Our review has several strengths. To the best of our knowledge, this is the first attempt at comparing mean survival of all drugs with a licensed indication for second/third line treatment of advanced/metastatic wild-type NSCLC. It is justified, because the growing number of licensed therapies offers a new range of treatment options for which survival information is of interest to both oncologists and patients. Multi-arm RCTs could provide the best evidence, but these have not been undertaken and our work provides a pragmatic approach.
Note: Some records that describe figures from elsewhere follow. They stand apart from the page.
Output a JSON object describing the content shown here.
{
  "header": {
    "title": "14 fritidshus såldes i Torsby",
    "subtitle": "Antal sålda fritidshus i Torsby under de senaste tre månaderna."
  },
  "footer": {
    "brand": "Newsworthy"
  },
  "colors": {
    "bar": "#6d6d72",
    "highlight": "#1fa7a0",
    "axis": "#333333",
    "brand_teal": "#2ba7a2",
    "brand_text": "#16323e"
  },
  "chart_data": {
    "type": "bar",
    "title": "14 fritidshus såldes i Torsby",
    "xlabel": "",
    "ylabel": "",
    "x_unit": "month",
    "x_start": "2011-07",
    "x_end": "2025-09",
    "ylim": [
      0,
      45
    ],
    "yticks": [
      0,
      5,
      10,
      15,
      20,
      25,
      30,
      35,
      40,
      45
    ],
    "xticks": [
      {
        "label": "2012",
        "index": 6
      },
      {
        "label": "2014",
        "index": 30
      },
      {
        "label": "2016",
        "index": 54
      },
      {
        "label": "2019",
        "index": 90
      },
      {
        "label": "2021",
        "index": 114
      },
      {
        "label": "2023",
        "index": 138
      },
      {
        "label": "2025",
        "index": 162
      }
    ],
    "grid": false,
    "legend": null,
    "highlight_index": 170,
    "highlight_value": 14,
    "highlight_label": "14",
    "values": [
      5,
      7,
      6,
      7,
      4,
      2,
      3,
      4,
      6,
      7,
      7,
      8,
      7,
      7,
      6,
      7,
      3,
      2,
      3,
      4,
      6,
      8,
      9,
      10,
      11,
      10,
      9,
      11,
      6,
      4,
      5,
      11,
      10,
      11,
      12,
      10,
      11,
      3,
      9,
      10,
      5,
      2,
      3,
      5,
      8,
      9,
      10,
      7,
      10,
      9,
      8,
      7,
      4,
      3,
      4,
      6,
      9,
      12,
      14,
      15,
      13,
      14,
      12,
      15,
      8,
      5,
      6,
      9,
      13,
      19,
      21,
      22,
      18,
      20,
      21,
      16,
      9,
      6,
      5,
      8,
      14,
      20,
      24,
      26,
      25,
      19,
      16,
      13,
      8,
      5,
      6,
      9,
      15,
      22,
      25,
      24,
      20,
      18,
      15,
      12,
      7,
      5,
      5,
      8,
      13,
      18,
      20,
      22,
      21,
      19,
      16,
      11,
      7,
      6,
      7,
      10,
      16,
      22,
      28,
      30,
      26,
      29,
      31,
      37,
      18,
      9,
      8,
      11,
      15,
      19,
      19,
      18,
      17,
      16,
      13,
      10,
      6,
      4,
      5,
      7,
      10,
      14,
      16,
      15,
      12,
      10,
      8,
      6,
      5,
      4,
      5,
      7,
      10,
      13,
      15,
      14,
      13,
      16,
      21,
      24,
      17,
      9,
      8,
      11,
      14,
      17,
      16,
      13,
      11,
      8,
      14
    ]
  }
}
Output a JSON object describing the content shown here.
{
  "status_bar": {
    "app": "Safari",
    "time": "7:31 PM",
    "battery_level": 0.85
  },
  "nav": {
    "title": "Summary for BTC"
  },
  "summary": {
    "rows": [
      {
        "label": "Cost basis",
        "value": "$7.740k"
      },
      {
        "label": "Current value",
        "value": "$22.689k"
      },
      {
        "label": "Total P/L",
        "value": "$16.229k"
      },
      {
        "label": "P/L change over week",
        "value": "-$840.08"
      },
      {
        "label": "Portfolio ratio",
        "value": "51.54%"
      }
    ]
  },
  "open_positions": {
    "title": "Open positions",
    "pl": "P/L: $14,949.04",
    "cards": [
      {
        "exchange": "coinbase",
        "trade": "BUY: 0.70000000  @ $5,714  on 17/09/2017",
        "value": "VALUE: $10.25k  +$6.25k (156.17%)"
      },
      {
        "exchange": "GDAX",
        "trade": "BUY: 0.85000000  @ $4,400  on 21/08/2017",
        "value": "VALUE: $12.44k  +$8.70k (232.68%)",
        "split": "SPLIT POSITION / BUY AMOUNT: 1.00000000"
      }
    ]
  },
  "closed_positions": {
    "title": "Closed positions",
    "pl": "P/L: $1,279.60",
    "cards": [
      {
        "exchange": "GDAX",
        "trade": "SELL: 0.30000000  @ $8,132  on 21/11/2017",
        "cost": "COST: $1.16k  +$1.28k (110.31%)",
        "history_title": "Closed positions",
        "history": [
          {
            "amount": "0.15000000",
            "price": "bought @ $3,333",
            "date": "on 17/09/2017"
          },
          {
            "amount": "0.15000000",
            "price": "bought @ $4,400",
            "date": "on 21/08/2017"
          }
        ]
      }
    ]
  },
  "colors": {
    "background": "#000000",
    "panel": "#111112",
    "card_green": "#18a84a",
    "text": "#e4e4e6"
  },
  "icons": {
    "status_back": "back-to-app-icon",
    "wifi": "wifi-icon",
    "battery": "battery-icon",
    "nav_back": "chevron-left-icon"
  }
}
Our review has several limitations. Although we used rigorous methods to identify all relevant literature we could only include 11 primary research studies so the inherent risk of publication bias may be of particular importance. Our survival curves and estimates have relied on reconstructing the underlying individual patient data rather than using the individual patient data itself. However for all the included studies, there was a close correspondence between our derived curves and those published. A further potential limitation is the risk of uneven performance of the common comparator, DOC, between different studies; however these differences were small relative to differences between targeted therapies and the checkpoint inhibitors. We noted some differences in baseline characteristics across studies regarding the number of prior lines of treatment and disease stage at inclusion. For these variables survival outcomes were not reported in sufficient detail to allow sensitivity analyses to test the robustness of our results.

Conclusion

Based on our review, NIVO, PEMBRO and ATEZO exhibit superior benefit compared to other licensed drugs indicated for people with non-specific late stage NSCLC. The patient survival gains over chemotherapy from these drugs appear to be fairly substantial in the context of an expected average survival with DOC of less than 1 year for people with squamous histology and a little over a year for those with non-squamous histology.